I’m probably with msmolly on this one, in that I enjoy ‘self-help’ books, but treat them with a pinch of salt.
Cancer is very complex, and we have a myriad of partial answers on some issues, but little that is conclusive. Stress experiments in labs, on flies/mice etc do not necessarily translate to humans. Population studies show certain tendencies, eg that slimmer women are less likely to get cancer (except for younger women) but is it becuase they are slim, or because they may exercise more, or eat less fatty food…? It’s difficult to isolate any specific factor.
I like Professor Plants book, and adopted many of her suggestions. At the same time can see that it is flawed. None of these books should be followed slavishly, but each probably each contains some partial truths. It really can’t do any harm, and may do some good to adopt a healthy lifestyle, so I try as a general rule, but don’t ban the occasional caramel Magnum if I really feel like it!

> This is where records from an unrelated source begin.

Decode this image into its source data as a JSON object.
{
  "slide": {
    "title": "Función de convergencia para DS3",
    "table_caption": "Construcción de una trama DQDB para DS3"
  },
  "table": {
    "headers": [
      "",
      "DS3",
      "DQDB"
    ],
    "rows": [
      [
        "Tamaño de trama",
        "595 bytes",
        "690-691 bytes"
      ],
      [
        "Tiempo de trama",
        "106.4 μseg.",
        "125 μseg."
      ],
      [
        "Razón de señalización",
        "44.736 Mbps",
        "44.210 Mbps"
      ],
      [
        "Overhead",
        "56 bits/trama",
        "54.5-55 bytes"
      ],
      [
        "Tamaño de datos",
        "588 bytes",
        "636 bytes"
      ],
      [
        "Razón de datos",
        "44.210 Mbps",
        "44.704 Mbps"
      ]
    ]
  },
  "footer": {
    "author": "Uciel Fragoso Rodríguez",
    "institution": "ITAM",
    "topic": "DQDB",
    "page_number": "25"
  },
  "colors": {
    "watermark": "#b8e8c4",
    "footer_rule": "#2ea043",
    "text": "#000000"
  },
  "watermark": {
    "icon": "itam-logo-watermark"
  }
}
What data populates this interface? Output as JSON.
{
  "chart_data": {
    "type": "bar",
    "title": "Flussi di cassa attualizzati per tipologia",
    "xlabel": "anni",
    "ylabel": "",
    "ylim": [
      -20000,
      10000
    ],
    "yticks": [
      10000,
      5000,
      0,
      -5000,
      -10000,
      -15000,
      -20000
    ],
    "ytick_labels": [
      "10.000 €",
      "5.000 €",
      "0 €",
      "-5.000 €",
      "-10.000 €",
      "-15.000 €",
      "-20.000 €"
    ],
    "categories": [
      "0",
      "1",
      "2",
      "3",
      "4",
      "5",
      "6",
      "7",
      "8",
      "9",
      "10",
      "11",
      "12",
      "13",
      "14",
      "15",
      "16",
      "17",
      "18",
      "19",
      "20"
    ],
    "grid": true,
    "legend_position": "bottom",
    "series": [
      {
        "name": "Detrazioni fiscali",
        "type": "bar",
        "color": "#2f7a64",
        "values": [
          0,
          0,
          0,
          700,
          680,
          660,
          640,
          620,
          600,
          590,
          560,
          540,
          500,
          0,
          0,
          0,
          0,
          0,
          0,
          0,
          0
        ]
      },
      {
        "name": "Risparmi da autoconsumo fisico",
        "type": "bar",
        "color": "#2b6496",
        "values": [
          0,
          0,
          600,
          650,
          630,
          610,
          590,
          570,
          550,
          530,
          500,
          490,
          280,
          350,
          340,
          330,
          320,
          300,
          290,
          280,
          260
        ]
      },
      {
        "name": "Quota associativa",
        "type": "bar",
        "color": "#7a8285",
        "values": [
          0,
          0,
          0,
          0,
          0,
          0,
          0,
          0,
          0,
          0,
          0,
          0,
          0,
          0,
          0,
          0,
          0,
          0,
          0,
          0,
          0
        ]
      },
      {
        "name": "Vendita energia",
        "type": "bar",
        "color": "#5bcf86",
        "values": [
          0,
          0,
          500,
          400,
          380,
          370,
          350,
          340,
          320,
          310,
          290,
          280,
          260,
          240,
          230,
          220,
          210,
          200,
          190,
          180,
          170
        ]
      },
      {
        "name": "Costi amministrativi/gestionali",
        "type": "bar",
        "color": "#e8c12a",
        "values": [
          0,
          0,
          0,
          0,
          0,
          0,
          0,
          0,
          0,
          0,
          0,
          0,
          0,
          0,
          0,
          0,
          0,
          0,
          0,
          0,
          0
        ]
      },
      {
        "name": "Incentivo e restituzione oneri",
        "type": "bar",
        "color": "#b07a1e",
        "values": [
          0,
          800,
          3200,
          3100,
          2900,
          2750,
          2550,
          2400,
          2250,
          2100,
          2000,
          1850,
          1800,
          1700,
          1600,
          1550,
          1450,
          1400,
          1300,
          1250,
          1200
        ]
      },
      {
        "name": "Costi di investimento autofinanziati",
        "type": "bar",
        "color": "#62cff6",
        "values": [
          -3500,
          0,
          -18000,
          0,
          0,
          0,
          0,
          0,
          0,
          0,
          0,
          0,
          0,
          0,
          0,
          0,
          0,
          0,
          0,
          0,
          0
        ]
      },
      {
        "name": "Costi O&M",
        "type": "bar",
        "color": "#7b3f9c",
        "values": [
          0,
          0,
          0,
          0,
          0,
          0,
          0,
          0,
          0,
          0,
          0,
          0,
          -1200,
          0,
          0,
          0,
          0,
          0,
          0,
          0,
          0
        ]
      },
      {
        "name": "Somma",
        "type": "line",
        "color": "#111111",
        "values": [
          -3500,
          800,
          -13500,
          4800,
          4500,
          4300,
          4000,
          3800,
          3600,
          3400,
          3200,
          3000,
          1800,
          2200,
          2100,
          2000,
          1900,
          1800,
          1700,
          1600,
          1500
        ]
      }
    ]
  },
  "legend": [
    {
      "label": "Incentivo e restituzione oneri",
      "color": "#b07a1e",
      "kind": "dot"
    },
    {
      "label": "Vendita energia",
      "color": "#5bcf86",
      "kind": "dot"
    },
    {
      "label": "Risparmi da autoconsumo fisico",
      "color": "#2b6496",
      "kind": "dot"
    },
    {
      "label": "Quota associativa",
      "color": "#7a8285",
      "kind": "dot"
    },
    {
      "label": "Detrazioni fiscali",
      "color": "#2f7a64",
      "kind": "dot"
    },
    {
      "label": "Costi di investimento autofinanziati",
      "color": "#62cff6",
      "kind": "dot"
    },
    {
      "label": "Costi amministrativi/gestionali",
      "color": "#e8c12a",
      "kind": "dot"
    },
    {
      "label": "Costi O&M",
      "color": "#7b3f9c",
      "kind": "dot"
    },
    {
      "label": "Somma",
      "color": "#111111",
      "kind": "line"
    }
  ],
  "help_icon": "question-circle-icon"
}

Those of us who prefer to be involved in our health will spend time and energy researching not just the traditional forms of treatment, but also the wider issues such as nutrition and lifestyle. Based upon this we can make our individual decisions about how we will live our life in the future. Where there is no qualitative and quantitive clinical research to support any particular theory, the individual nature of this decision making becomes even more important. I know that this forum is here for sharing of experience, but I think its very important that we don’t become too evangelical about our personal beliefs - for that is what they are when they is no clinical evidence to back them. Don’t get me wrong, I have had tremendous success after seeing a nutritionist and have always preferred the natural rather than drug route. I also believe a healthy mind and body will help us to handle whatever life throws our way.

But …

My particular concern is that anyone reading this thread could go away with an additional stressor - that the stress they are living under could give them cancer, or cause it to reoccur. I realise some people very much believe this to be the case, but unless there is scientific proof, the expression of that belief could be adding more stress to another person’s already stressed life without due cause.